Nauseda ma też zlecić rządowi tymczasowe wykonywanie obowiązków do czasu powołania nowego gabinetu oraz mianować tymczasowego premiera.
Od tego momentu, w ciągu 15 dni, prezydent będzie musiał przedstawić Sejmowi do rozpatrzenia kandydaturę na stanowisko szefa rządu. Po zatwierdzeniu nowego premiera przez Sejm, w ciągu kolejnych 15 dni powinien zostać przedstawiony – w uzgodnieniu z prezydentem – skład Rady Ministrów i program rządu. Nowy gabinet podlega, podobnie jak premier, zatwierdzeniu przez parlament.

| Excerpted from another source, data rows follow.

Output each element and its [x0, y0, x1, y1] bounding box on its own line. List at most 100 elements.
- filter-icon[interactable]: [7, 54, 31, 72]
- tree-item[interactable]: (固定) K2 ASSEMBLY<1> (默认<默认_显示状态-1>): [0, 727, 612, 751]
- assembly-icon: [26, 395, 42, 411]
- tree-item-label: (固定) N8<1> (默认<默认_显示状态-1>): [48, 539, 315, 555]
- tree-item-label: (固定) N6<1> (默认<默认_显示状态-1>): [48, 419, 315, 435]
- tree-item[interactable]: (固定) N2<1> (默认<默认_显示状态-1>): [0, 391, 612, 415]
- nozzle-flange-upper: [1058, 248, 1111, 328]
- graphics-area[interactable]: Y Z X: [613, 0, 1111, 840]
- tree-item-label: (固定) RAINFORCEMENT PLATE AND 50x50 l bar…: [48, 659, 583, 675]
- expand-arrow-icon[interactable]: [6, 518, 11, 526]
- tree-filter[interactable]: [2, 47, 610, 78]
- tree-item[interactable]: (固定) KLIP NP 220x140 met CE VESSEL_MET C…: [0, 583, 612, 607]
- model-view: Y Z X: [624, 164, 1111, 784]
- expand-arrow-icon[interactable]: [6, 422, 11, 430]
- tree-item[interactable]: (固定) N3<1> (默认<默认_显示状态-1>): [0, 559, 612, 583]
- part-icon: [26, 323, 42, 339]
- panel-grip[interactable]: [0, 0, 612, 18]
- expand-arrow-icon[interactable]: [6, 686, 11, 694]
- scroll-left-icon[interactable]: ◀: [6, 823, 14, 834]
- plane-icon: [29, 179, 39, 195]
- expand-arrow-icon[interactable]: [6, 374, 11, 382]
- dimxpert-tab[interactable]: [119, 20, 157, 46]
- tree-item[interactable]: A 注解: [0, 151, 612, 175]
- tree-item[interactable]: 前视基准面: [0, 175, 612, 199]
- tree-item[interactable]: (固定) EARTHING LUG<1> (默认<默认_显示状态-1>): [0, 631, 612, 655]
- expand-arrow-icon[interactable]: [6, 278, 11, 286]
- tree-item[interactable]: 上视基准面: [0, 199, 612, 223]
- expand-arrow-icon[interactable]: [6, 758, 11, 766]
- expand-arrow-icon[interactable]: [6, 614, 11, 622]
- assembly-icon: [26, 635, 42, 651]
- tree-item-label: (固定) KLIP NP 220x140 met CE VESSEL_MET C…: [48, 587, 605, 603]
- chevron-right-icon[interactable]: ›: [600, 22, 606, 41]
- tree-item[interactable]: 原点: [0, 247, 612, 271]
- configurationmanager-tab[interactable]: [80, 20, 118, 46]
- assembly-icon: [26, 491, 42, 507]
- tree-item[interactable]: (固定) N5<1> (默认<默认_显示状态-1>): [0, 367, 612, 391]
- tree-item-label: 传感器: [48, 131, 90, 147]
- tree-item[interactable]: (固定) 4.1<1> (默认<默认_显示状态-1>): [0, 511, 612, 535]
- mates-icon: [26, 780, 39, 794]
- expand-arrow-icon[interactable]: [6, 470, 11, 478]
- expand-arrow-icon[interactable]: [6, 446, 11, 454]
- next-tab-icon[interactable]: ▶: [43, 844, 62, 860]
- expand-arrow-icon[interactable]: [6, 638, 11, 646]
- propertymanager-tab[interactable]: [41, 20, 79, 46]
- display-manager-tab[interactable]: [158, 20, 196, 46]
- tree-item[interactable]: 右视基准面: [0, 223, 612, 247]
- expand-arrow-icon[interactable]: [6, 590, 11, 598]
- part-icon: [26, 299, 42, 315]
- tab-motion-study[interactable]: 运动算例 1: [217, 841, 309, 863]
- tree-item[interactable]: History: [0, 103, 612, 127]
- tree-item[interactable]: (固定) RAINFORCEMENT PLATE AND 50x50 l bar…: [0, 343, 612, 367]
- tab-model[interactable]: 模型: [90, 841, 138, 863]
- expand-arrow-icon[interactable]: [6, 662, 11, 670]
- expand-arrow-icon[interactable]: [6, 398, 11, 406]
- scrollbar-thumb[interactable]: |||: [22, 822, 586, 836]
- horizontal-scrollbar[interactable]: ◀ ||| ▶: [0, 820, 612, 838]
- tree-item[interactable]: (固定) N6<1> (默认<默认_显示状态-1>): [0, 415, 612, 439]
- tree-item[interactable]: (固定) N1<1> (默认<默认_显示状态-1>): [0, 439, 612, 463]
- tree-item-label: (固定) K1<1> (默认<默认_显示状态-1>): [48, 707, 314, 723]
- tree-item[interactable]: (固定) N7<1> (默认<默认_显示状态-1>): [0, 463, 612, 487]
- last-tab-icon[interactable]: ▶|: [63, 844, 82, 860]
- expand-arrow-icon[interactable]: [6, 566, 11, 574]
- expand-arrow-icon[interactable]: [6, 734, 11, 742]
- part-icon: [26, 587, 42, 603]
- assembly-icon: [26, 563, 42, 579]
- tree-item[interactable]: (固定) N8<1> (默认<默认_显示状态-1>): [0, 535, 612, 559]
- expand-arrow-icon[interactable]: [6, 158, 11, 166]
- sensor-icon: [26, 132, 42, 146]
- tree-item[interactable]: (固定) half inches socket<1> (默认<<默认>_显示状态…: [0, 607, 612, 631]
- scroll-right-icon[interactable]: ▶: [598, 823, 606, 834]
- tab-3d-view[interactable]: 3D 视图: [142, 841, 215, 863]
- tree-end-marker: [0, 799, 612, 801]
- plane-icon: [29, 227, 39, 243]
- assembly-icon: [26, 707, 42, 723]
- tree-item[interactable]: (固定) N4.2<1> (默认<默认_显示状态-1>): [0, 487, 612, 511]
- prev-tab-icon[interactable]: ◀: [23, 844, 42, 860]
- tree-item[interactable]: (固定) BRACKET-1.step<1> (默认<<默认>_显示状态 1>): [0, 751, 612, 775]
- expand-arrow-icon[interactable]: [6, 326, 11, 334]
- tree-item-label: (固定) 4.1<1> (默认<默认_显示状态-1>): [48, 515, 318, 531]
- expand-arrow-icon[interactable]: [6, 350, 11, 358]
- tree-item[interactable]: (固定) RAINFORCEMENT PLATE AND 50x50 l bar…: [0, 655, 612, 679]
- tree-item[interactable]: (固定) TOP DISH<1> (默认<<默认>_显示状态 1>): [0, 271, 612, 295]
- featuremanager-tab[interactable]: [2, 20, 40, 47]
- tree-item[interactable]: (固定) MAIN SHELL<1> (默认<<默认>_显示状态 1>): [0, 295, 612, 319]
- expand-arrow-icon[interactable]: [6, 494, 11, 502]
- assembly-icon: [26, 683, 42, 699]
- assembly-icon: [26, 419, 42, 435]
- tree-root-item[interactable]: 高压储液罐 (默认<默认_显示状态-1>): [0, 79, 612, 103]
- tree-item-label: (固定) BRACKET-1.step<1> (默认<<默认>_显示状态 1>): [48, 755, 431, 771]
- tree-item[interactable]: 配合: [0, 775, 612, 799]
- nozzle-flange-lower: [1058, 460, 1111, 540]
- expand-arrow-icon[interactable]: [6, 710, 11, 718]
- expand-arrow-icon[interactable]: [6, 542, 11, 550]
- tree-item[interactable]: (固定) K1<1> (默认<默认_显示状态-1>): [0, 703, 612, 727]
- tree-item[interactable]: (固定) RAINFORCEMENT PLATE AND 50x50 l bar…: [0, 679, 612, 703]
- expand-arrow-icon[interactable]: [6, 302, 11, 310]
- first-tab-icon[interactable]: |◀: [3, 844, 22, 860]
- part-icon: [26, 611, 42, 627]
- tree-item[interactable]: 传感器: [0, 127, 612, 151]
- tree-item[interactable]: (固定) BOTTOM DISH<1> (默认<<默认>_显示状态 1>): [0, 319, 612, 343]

Obserwatorzy prognozują, że w trakcie zbliżających się negocjacji politycznych zmieni się skład rządu. Nie wykluczają też, że zmianie ulegnie koalicja rządząca.
Obecnie rządzącą koalicję centrolewicową tworzą trzy ugrupowania: Litewska Partia Socjaldemokratyczna (w jesiennych wyborach parlamentarnych zdobyła 52 mandaty w 141-osobowym Sejmie), Świt Niemna (20 mandatów) i Związek Demokratyczny „W imię Litwy” (14 mandatów).
Rząd Litwy podał się do dymisji. Polak wśród kandydatów na kolejnego premiera
Wiadomo, że Gintautas Paluckas zrezygnował nie tylko z funkcji szefa rządu, ale także przewodniczącego partii. Na tym drugim stanowisku zastąpi go były wiceprzewodniczący, mer rejonu janowskiego – Mindaugas Sinkevičius.
Z kolei na następcę Paluckasa typowany jest Polak – wiceszef Litewskiej Partii Socjaldemokratycznej (LSDP), a przy tym mer rejonu wileńskiego – Robert Duchniewicz.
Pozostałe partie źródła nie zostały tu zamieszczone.